By Gabriel Cohn, History Teacher

For someone who admits he was not a strong math student when he was younger, Andy Gersh is exceedingly passionate about math. 

Andy’s path from youth to PCS was a winding one. After growing up in Spokane, WA and attending the University of Puget Sound, Andy  spent time doing outdoor education (while also getting into surfing). He decided that the repetitive nature of teaching the same lesson over and over to different groups of kids was the opposite of what he wanted, and eventually returned to Puget Sound to get his teaching degree. From there he taught in a variety of locations: a Title I school in Tacoma, an international school in the Marshall Islands (he never really mastered Marshallese), and a couple of South Bay private schools.
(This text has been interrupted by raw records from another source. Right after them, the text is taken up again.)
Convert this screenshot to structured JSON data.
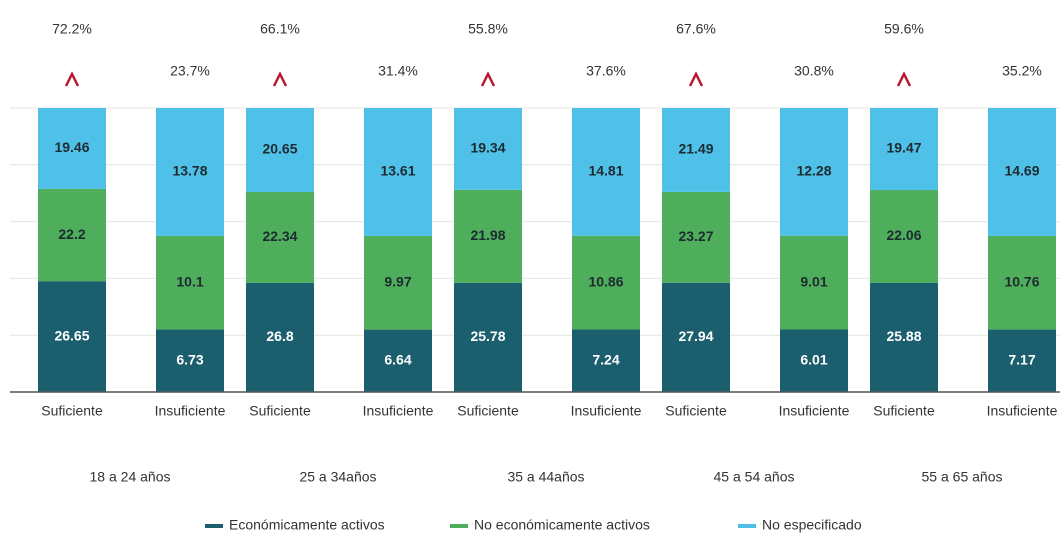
{
  "chart_data": {
    "type": "bar",
    "stacking": "percent",
    "categories": [
      "Suficiente",
      "Insuficiente",
      "Suficiente",
      "Insuficiente",
      "Suficiente",
      "Insuficiente",
      "Suficiente",
      "Insuficiente",
      "Suficiente",
      "Insuficiente"
    ],
    "groups": [
      "18 a 24 años",
      "25 a 34años",
      "35 a 44años",
      "45  a 54 años",
      "55 a 65 años"
    ],
    "series": [
      {
        "name": "Económicamente activos",
        "color": "#1b5f6e",
        "values": [
          26.65,
          6.73,
          26.8,
          6.64,
          25.78,
          7.24,
          27.94,
          6.01,
          25.88,
          7.17
        ]
      },
      {
        "name": "No económicamente activos",
        "color": "#4fae5c",
        "values": [
          22.2,
          10.1,
          22.34,
          9.97,
          21.98,
          10.86,
          23.27,
          9.01,
          22.06,
          10.76
        ]
      },
      {
        "name": "No especificado",
        "color": "#4fc1e9",
        "values": [
          19.46,
          13.78,
          20.65,
          13.61,
          19.34,
          14.81,
          21.49,
          12.28,
          19.47,
          14.69
        ]
      }
    ],
    "top_labels": {
      "values": [
        72.2,
        23.7,
        66.1,
        31.4,
        55.8,
        37.6,
        67.6,
        30.8,
        59.6,
        35.2
      ],
      "value_labels": [
        "72.2%",
        "23.7%",
        "66.1%",
        "31.4%",
        "55.8%",
        "37.6%",
        "67.6%",
        "30.8%",
        "59.6%",
        "35.2%"
      ]
    },
    "ylim": [
      0,
      100
    ],
    "yticks": [
      0,
      20,
      40,
      60,
      80,
      100
    ],
    "grid": true
  }
}
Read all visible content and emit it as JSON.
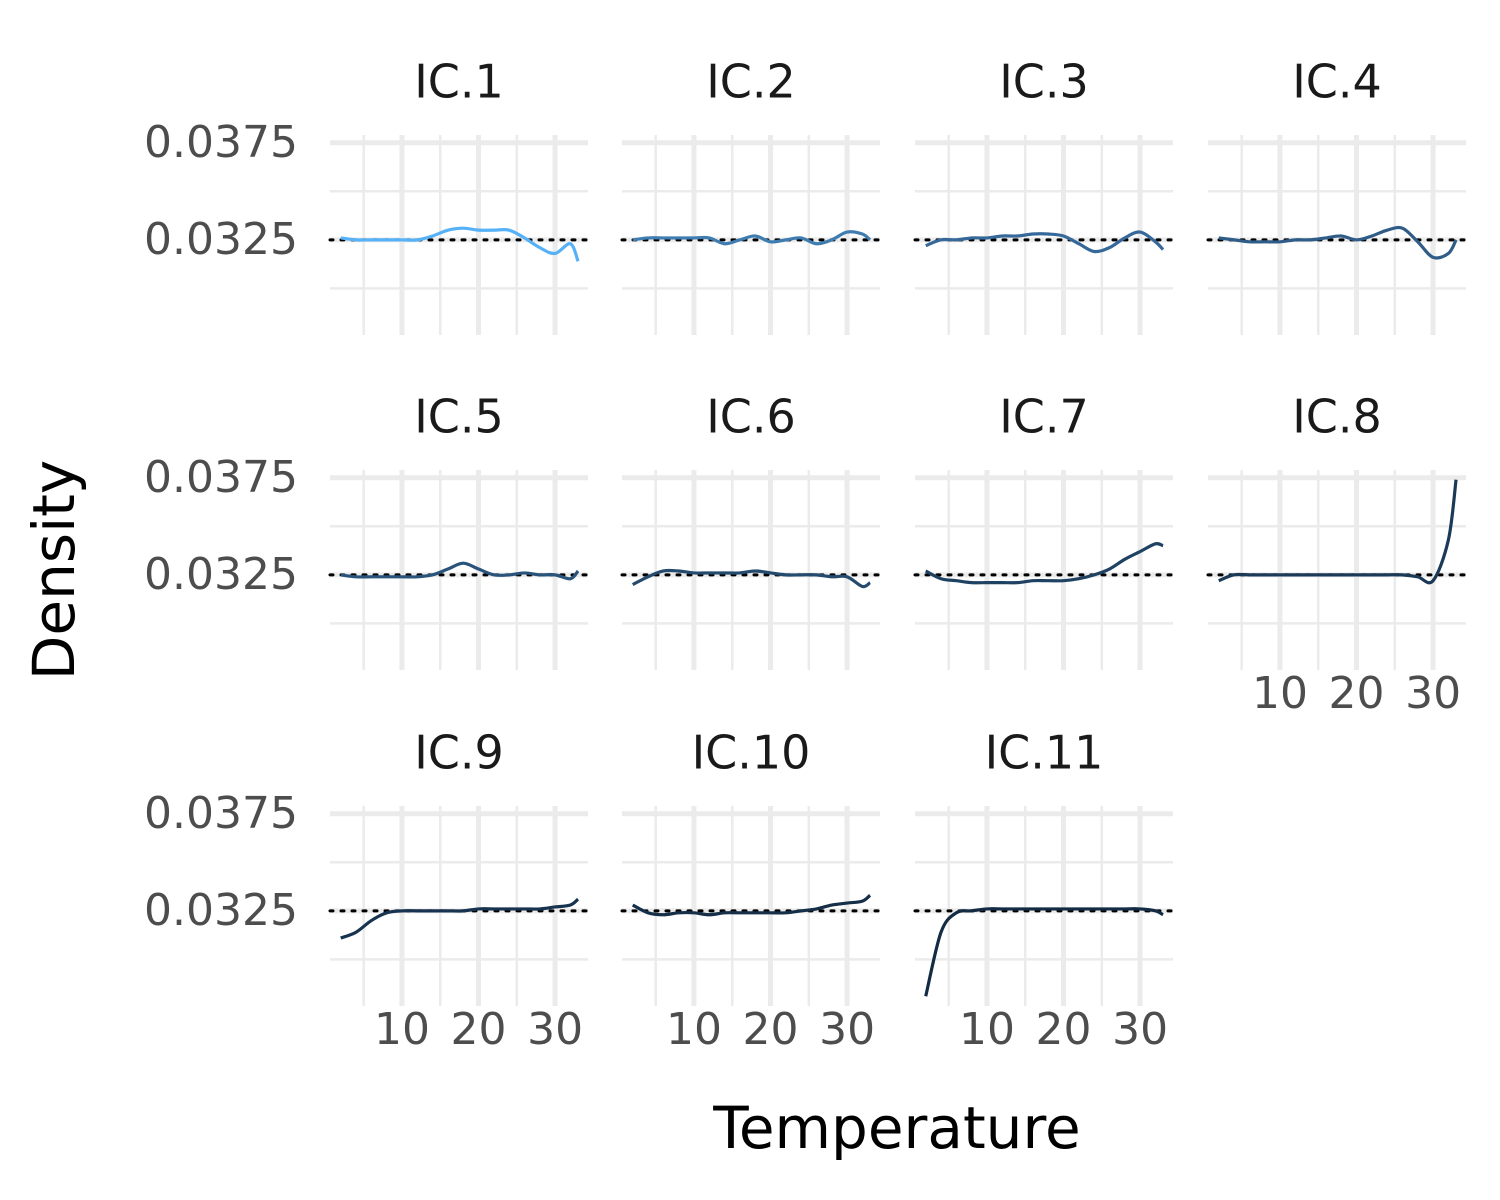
{
  "x_label": "Temperature",
  "y_label": "Density",
  "chart_data": [
    {
      "type": "line",
      "title": "IC.1",
      "color": "#56b1f7",
      "x": [
        2,
        4,
        6,
        8,
        10,
        12,
        14,
        16,
        18,
        20,
        22,
        24,
        26,
        28,
        30,
        32,
        33
      ],
      "values": [
        0.0326,
        0.0325,
        0.0325,
        0.0325,
        0.0325,
        0.0325,
        0.0327,
        0.033,
        0.0331,
        0.033,
        0.033,
        0.033,
        0.0326,
        0.0321,
        0.0318,
        0.0323,
        0.0314
      ],
      "xlim": [
        0.6,
        34.3
      ],
      "ylim": [
        0.0276,
        0.0379
      ],
      "xticks": [
        10,
        20,
        30
      ],
      "yticks": [
        0.0325,
        0.0375
      ],
      "hline": 0.0325,
      "grid": true
    },
    {
      "type": "line",
      "title": "IC.2",
      "color": "#3f7cb0",
      "x": [
        2,
        4,
        6,
        8,
        10,
        12,
        14,
        16,
        18,
        20,
        22,
        24,
        26,
        28,
        30,
        32,
        33
      ],
      "values": [
        0.0325,
        0.0326,
        0.0326,
        0.0326,
        0.0326,
        0.0326,
        0.0323,
        0.0325,
        0.0327,
        0.0324,
        0.0325,
        0.0326,
        0.0323,
        0.0325,
        0.0329,
        0.0328,
        0.0325
      ],
      "xlim": [
        0.6,
        34.3
      ],
      "ylim": [
        0.0276,
        0.0379
      ],
      "xticks": [
        10,
        20,
        30
      ],
      "yticks": [
        0.0325,
        0.0375
      ],
      "hline": 0.0325,
      "grid": true
    },
    {
      "type": "line",
      "title": "IC.3",
      "color": "#36699a",
      "x": [
        2,
        4,
        6,
        8,
        10,
        12,
        14,
        16,
        18,
        20,
        22,
        24,
        26,
        28,
        30,
        32,
        33
      ],
      "values": [
        0.0322,
        0.0325,
        0.0325,
        0.0326,
        0.0326,
        0.0327,
        0.0327,
        0.0328,
        0.0328,
        0.0327,
        0.0323,
        0.0319,
        0.0321,
        0.0326,
        0.0329,
        0.0324,
        0.032
      ],
      "xlim": [
        0.6,
        34.3
      ],
      "ylim": [
        0.0276,
        0.0379
      ],
      "xticks": [
        10,
        20,
        30
      ],
      "yticks": [
        0.0325,
        0.0375
      ],
      "hline": 0.0325,
      "grid": true
    },
    {
      "type": "line",
      "title": "IC.4",
      "color": "#2f5d88",
      "x": [
        2,
        4,
        6,
        8,
        10,
        12,
        14,
        16,
        18,
        20,
        22,
        24,
        26,
        28,
        30,
        32,
        33
      ],
      "values": [
        0.0326,
        0.0325,
        0.0324,
        0.0324,
        0.0324,
        0.0325,
        0.0325,
        0.0326,
        0.0327,
        0.0325,
        0.0327,
        0.033,
        0.0331,
        0.0324,
        0.0316,
        0.0318,
        0.0325
      ],
      "xlim": [
        0.6,
        34.3
      ],
      "ylim": [
        0.0276,
        0.0379
      ],
      "xticks": [
        10,
        20,
        30
      ],
      "yticks": [
        0.0325,
        0.0375
      ],
      "hline": 0.0325,
      "grid": true
    },
    {
      "type": "line",
      "title": "IC.5",
      "color": "#29537a",
      "x": [
        2,
        4,
        6,
        8,
        10,
        12,
        14,
        16,
        18,
        20,
        22,
        24,
        26,
        28,
        30,
        32,
        33
      ],
      "values": [
        0.0325,
        0.0324,
        0.0324,
        0.0324,
        0.0324,
        0.0324,
        0.0325,
        0.0328,
        0.0331,
        0.0328,
        0.0325,
        0.0325,
        0.0326,
        0.0325,
        0.0325,
        0.0323,
        0.0327
      ],
      "xlim": [
        0.6,
        34.3
      ],
      "ylim": [
        0.0276,
        0.0379
      ],
      "xticks": [
        10,
        20,
        30
      ],
      "yticks": [
        0.0325,
        0.0375
      ],
      "hline": 0.0325,
      "grid": true
    },
    {
      "type": "line",
      "title": "IC.6",
      "color": "#244a6e",
      "x": [
        2,
        4,
        6,
        8,
        10,
        12,
        14,
        16,
        18,
        20,
        22,
        24,
        26,
        28,
        30,
        32,
        33
      ],
      "values": [
        0.032,
        0.0324,
        0.0327,
        0.0327,
        0.0326,
        0.0326,
        0.0326,
        0.0326,
        0.0327,
        0.0326,
        0.0325,
        0.0325,
        0.0325,
        0.0324,
        0.0324,
        0.0319,
        0.0321
      ],
      "xlim": [
        0.6,
        34.3
      ],
      "ylim": [
        0.0276,
        0.0379
      ],
      "xticks": [
        10,
        20,
        30
      ],
      "yticks": [
        0.0325,
        0.0375
      ],
      "hline": 0.0325,
      "grid": true
    },
    {
      "type": "line",
      "title": "IC.7",
      "color": "#1f4263",
      "x": [
        2,
        4,
        6,
        8,
        10,
        12,
        14,
        16,
        18,
        20,
        22,
        24,
        26,
        28,
        30,
        32,
        33
      ],
      "values": [
        0.0327,
        0.0323,
        0.0322,
        0.0321,
        0.0321,
        0.0321,
        0.0321,
        0.0322,
        0.0322,
        0.0322,
        0.0323,
        0.0325,
        0.0328,
        0.0333,
        0.0337,
        0.0341,
        0.034
      ],
      "xlim": [
        0.6,
        34.3
      ],
      "ylim": [
        0.0276,
        0.0379
      ],
      "xticks": [
        10,
        20,
        30
      ],
      "yticks": [
        0.0325,
        0.0375
      ],
      "hline": 0.0325,
      "grid": true
    },
    {
      "type": "line",
      "title": "IC.8",
      "color": "#1b3a58",
      "x": [
        2,
        4,
        6,
        8,
        10,
        12,
        14,
        16,
        18,
        20,
        22,
        24,
        26,
        28,
        30,
        32,
        33
      ],
      "values": [
        0.0322,
        0.0325,
        0.0325,
        0.0325,
        0.0325,
        0.0325,
        0.0325,
        0.0325,
        0.0325,
        0.0325,
        0.0325,
        0.0325,
        0.0325,
        0.0324,
        0.0322,
        0.0343,
        0.0374
      ],
      "xlim": [
        0.6,
        34.3
      ],
      "ylim": [
        0.0276,
        0.0379
      ],
      "xticks": [
        10,
        20,
        30
      ],
      "yticks": [
        0.0325,
        0.0375
      ],
      "hline": 0.0325,
      "grid": true
    },
    {
      "type": "line",
      "title": "IC.9",
      "color": "#17334f",
      "x": [
        2,
        4,
        6,
        8,
        10,
        12,
        14,
        16,
        18,
        20,
        22,
        24,
        26,
        28,
        30,
        32,
        33
      ],
      "values": [
        0.0311,
        0.0314,
        0.032,
        0.0324,
        0.0325,
        0.0325,
        0.0325,
        0.0325,
        0.0325,
        0.0326,
        0.0326,
        0.0326,
        0.0326,
        0.0326,
        0.0327,
        0.0328,
        0.0331
      ],
      "xlim": [
        0.6,
        34.3
      ],
      "ylim": [
        0.0276,
        0.0379
      ],
      "xticks": [
        10,
        20,
        30
      ],
      "yticks": [
        0.0325,
        0.0375
      ],
      "hline": 0.0325,
      "grid": true
    },
    {
      "type": "line",
      "title": "IC.10",
      "color": "#152f49",
      "x": [
        2,
        4,
        6,
        8,
        10,
        12,
        14,
        16,
        18,
        20,
        22,
        24,
        26,
        28,
        30,
        32,
        33
      ],
      "values": [
        0.0328,
        0.0324,
        0.0323,
        0.0324,
        0.0324,
        0.0323,
        0.0324,
        0.0324,
        0.0324,
        0.0324,
        0.0324,
        0.0325,
        0.0326,
        0.0328,
        0.0329,
        0.033,
        0.0333
      ],
      "xlim": [
        0.6,
        34.3
      ],
      "ylim": [
        0.0276,
        0.0379
      ],
      "xticks": [
        10,
        20,
        30
      ],
      "yticks": [
        0.0325,
        0.0375
      ],
      "hline": 0.0325,
      "grid": true
    },
    {
      "type": "line",
      "title": "IC.11",
      "color": "#132b43",
      "x": [
        2,
        4,
        6,
        8,
        10,
        12,
        14,
        16,
        18,
        20,
        22,
        24,
        26,
        28,
        30,
        32,
        33
      ],
      "values": [
        0.0281,
        0.0314,
        0.0324,
        0.0325,
        0.0326,
        0.0326,
        0.0326,
        0.0326,
        0.0326,
        0.0326,
        0.0326,
        0.0326,
        0.0326,
        0.0326,
        0.0326,
        0.0325,
        0.0323
      ],
      "xlim": [
        0.6,
        34.3
      ],
      "ylim": [
        0.0276,
        0.0379
      ],
      "xticks": [
        10,
        20,
        30
      ],
      "yticks": [
        0.0325,
        0.0375
      ],
      "hline": 0.0325,
      "grid": true
    }
  ]
}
He also traveled as far as Samoa, Guatemala, and New Zealand—definitely not the fastest route from Spokane to PCS.

PCS’s luck turned in 2011. Andy was on the verge of leaving the Santa Cruz area when he began dating his future wife, Taflyn. Eight years on, they now have two kids, Levi and Lucas, who (how appropriate for a mathematician) were born exactly 3 years and 3 days apart. And, lucky for PCS, when a job opened here, Andy just happened to live in the neighborhood…

And what has Andy brought to PCS? Answer: just his insane (in a good way!) love for the beauty of mathematics. He admits he was never a natural math wiz growing up, but over time he found that he loves working with kids to bring out their curiosity, showing them the variety of ways that numbers combine and coordinate. He shows his passion in everything from game playing (the card game Euchre is evidently a favorite) to building remote control model boats, cars, and planes (he’s considering a “flight club” seminar in the future).  He even recommended a book to inspire folks to reenter the world of math, The Joy of x: A Guided Tour of Math, from One to Infinity by Steven Strogatz, which Andy describes as an entertaining explanation of math concepts for people who might be a little scared of math.  To put all of that another way (and this is literally what he scribbled on my interview notes—talk about a wonderfully nerdy math guy!), Andy says, “interest > natural inclination.”  Anyone can do it, they just have to find the beauty behind the numbers.